4 February 2015
Last week I attended the Holocaust Memorial event at the Cenotaph, where local dignitaries and local schoolchildren laid wreaths and we were invite to remember the victims of genocides past and recent. The gathering afterwards at the Friends’ Meeting House was especially poignant, as individuals representing groups and others representing only themselves took the opportunity to share words which seemed to them appropriate to the occasion.
Among the things that moved me most were the challenge that we are invited, currently – urged, even – to look for the differences between us, and dwell on those. We are encouraged in some quarters to find in these differences reasons to dislike, blame, belittle or view as less deserving than ourselves, those individuals and communities who are not exactly like us.
This is desperately sad and shaming to us all, and goes against the very best of all our natures. We are inclined, I think, to look for the common ground with others so long as we are left to do so without an environment of fear or blame or poverty driving us to scapegoat each other.
Don’t we all delight in those small samenesses that we meet in strangers? Don’t drivers of the same kind of car – certain cars, anyway! – flash headlights at each other to say ‘hello’? Don’t we talk to strangers in the street if they’re wearing a T-shirt advertising our favourite band, or reading our favourite book? Don’t we say to a harassed and apologetic parent on the bus ‘It’s alright, mine did the same – he’s twenty now!’ or some similar friendly thing?
What we’re really saying is ‘I’m like you’.
If we let those who benefit from divisions have their way, we’d all be looking at each other through lenses of fear and dislike, and all of us, and our rich and mixed community, will be the poorer and the more afraid and the more isolated as a result.

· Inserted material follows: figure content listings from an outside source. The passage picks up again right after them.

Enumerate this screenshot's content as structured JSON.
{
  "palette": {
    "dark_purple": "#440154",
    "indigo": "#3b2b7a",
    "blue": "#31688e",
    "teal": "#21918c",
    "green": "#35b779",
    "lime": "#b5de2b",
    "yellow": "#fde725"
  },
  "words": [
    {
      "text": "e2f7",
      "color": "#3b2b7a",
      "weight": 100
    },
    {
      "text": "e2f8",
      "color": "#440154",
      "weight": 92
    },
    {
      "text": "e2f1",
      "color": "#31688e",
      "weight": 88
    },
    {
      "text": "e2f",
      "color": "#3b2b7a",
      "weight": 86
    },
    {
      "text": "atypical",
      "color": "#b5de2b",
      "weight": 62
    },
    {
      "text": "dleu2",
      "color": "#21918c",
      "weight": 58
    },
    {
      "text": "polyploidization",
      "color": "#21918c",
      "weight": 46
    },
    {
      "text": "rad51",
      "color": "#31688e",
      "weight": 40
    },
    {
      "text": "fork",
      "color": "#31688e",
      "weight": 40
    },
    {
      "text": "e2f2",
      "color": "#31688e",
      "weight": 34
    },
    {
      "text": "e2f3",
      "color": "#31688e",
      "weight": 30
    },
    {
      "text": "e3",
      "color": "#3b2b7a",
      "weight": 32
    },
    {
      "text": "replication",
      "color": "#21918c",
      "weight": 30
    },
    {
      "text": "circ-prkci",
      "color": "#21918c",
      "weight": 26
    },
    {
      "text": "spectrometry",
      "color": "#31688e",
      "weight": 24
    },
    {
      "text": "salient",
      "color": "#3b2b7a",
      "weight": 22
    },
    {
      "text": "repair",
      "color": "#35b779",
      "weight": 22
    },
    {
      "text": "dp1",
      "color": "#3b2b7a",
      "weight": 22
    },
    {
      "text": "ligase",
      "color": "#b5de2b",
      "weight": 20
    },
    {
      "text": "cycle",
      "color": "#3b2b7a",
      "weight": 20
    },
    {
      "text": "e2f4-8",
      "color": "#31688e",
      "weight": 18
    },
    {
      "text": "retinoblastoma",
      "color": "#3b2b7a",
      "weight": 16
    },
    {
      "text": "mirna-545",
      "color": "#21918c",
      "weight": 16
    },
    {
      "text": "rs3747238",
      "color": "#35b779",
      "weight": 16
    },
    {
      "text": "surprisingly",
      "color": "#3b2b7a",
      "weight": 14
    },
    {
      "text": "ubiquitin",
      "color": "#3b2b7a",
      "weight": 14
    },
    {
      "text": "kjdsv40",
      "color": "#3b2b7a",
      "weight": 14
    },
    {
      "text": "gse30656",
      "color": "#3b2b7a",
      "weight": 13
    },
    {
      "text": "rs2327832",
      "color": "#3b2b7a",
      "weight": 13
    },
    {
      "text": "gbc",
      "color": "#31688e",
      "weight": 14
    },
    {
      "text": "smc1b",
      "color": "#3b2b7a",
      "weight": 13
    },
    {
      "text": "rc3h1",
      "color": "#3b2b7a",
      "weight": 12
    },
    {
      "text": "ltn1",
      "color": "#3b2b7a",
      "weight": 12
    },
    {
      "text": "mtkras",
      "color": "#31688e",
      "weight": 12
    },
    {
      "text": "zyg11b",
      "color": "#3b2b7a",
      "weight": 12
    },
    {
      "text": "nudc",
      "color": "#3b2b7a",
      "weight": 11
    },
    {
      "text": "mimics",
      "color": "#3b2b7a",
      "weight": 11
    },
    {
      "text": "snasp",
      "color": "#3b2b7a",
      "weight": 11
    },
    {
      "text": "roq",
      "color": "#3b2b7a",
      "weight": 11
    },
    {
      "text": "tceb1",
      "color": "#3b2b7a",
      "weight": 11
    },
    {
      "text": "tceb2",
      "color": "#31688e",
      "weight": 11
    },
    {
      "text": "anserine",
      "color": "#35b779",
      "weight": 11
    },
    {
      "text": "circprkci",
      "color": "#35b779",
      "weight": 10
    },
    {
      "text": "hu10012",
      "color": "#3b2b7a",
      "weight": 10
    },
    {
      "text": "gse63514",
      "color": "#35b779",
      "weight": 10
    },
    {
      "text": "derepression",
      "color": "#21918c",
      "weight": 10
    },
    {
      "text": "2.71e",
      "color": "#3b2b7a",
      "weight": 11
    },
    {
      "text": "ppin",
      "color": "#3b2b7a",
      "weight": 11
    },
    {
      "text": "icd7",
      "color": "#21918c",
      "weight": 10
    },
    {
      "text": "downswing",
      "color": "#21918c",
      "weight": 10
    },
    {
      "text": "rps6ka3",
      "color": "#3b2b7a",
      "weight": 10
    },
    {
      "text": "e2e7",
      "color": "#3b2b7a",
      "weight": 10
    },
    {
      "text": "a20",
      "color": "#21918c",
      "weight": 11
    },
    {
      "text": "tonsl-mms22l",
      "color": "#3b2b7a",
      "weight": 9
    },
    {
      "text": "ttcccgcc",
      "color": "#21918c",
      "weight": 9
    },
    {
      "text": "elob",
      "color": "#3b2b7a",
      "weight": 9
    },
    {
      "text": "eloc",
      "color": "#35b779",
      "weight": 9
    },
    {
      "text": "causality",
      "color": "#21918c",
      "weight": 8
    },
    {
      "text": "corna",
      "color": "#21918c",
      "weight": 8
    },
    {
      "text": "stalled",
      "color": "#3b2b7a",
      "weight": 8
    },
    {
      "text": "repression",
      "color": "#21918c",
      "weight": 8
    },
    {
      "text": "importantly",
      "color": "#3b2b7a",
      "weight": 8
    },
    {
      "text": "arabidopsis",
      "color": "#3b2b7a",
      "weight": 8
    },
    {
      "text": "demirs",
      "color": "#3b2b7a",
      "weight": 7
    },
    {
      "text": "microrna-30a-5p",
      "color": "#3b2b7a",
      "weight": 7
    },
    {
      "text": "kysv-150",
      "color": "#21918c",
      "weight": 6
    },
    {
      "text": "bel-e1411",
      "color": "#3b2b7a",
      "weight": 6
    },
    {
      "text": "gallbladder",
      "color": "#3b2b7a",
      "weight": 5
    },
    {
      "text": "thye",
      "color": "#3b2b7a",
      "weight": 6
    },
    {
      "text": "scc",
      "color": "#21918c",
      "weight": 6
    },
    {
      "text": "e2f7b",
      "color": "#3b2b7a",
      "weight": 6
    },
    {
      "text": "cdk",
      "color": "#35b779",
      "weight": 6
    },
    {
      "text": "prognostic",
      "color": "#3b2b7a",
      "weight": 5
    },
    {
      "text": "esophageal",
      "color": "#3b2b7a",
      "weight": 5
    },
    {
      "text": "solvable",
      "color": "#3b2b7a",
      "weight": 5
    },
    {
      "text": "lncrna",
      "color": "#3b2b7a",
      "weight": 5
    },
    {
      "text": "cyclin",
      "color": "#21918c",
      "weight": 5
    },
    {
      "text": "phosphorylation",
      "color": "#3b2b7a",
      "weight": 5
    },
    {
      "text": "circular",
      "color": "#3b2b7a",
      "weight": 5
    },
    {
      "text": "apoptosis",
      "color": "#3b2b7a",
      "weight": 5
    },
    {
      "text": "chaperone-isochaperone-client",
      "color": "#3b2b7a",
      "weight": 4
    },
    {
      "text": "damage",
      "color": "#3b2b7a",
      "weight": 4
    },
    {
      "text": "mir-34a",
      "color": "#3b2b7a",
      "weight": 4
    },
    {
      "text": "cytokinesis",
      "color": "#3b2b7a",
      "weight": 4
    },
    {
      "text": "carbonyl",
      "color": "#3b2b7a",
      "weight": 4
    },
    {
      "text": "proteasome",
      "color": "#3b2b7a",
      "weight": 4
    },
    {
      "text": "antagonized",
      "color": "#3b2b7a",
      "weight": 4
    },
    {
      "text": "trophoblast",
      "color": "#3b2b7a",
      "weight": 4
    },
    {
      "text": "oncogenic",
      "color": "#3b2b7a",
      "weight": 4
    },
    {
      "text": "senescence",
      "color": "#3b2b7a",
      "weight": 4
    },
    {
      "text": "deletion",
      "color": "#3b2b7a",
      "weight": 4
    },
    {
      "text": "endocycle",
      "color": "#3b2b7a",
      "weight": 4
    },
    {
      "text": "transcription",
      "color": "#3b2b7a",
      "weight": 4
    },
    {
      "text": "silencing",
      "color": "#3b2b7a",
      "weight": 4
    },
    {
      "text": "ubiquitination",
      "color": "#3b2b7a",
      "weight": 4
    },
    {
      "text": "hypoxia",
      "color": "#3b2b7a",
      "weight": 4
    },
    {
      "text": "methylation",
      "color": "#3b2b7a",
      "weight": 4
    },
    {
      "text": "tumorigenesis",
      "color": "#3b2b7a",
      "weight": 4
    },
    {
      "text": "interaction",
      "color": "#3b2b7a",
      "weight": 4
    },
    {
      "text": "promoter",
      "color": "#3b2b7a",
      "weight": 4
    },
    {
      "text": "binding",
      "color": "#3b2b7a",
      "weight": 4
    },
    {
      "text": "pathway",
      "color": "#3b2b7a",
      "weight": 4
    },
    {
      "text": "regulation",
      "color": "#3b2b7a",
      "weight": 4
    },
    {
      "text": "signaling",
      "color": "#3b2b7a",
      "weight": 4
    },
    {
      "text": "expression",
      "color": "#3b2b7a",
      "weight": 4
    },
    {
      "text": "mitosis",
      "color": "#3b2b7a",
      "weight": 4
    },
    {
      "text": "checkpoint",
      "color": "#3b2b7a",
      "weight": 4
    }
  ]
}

Remember the victims of genocides past, recent, and ongoing. Remember Paris’s journalists and Saudi blogger Raif Badawi. Remember those detained, punished and killed for their race, faith, politics, disabilities, gender or sexual orientation, and ask yourself who’d stand up for you if some aspect of your identity or physical self rendered you at risk of that kind of treatment.
We’re all different. We’re all human. We all deserve to be treated with courtesy. We all have a unique story to share.